I got an email one morning about a dataflow pipeline that had been running for more than 12hrs on a single node. Which given it was meant to be run daily, and all of the other pipelines had run in minutes this was concerning. There was nothing odd about the pipelines at first glance, it simply read a 100MB compressed file and wrote it out to BigQuery. So why did it take so long?
We were making use of the standard Apache Beam transforms for both reading the data from a text file and for inserting it into BigQuery. So we figured that these were not the issue, given that people far smarter than I would have come across this issue and raised a bug report if the performance had been this bad. Pointing at something to do with our application.
The TextIO plugin natively supports decompressing files, but this pipeline seemed to be stuck using a single node, why was this? Looking at the dataflow graph I noticed that all of the steps were lit up green, meaning that they had been fused together dataflow, so each bundle was being shuffled through from start to finish. I’d seen this take a while before when using an external data source as a step. So I added a quick PTransform to key, group, and ungroup the records between reading the file and sending it to BQ. This would effectively decouple reading the file from writing it into BigQuery, as Beam can’t fuse the steps either side of the group operation.

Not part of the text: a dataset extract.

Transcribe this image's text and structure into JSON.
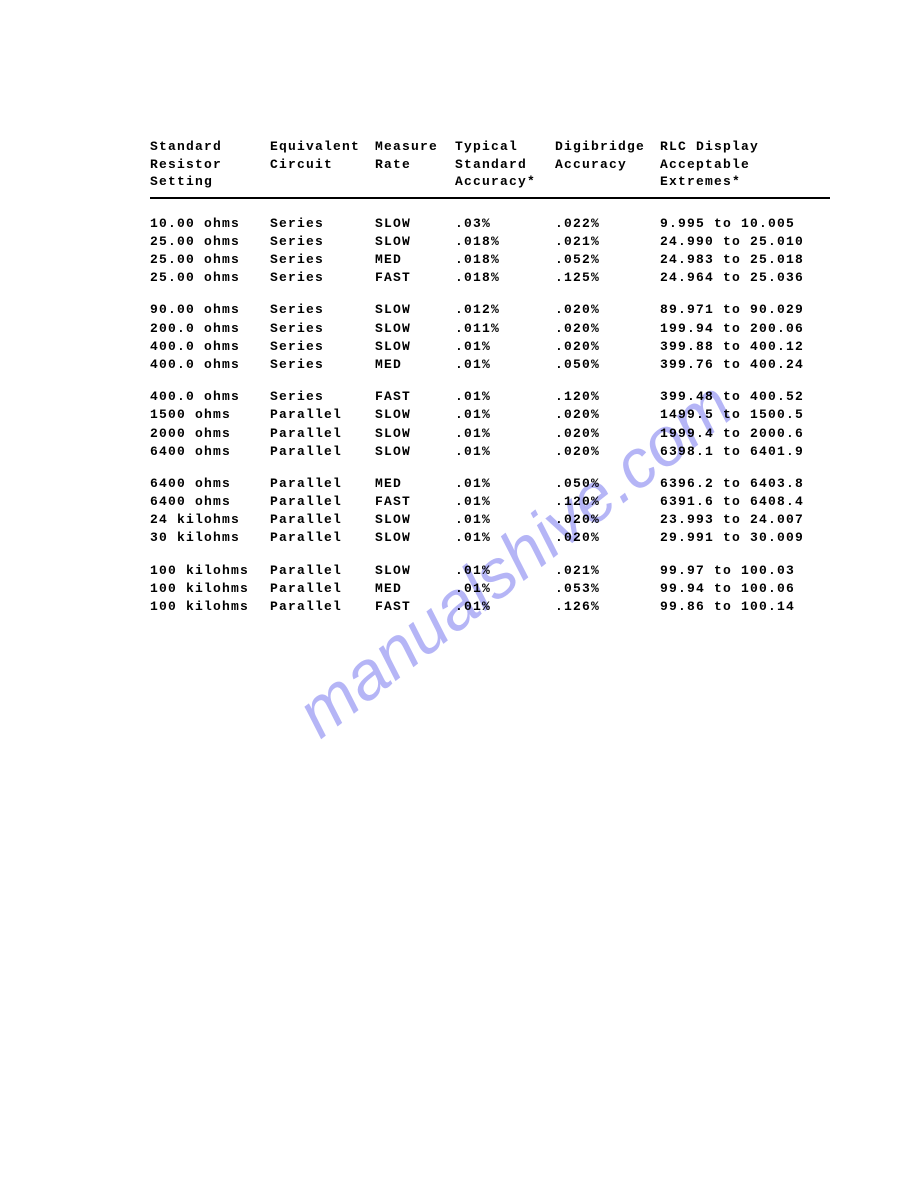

This sped up the reading of the file, and it now took less than 3 minutes to read the file. But the whole pipeline was stuck on a single node, and only processing 90 elements (rows) per second. Giving an approximate run time of ~ 4hrs. However, if not constrained dataflow will aim for 1000s of elements/s, So whilst this was better something still wasn’t quite right.
Down the Rabbit Hole
In order to understand why the performance was poor, I unzipped the file and found it expanded to nearly 20GB from it’s 100MB. So it contains mostly empty fields and rows, but still that level of expansion is unexpected, but gave a clue as to the poor performance.
When processing data from sources, Beam uses a range tracker to work out how to break data up into bundles, which can be shuffled between worker nodes where possible to allow it to scale to massive numbers of nodes. However this can only be determined by from the input, which in our case is compressed. This leads to beam incorrectly trying to keep everything in too few bundles for the size of the resulting file. Leading it to incorrectly assume that a single node is required as there is no other way to break the data up.
Thankfully, we know better, and we can tell Beam this. There’s a utility transform, called Reshuffle, buried in the beam manual that groups all of the elements by a random key into a single window and reshuffles the data into new bundles. Effectively telling Beam, “have another go at breaking this one up”.
Did it make a difference? Did it ever! Adding this additional step took the processing time for this pipeline from more than 12 hrs to less than 30 minutes! I removed my hastily thrown together PTransform, put the other niceties back in and the customer was happy.
From this experience, which is the second time I’ve encountered Beam not quite getting it’s scaling right, I wouldn’t hesitate to add the reshuffle PTransform after any step which greatly increases the size of an element, or the number of elements. Whilst it does add a little to the run time, it’s relatively memory efficient and allows Beam to better optimise the rest of the pipeline.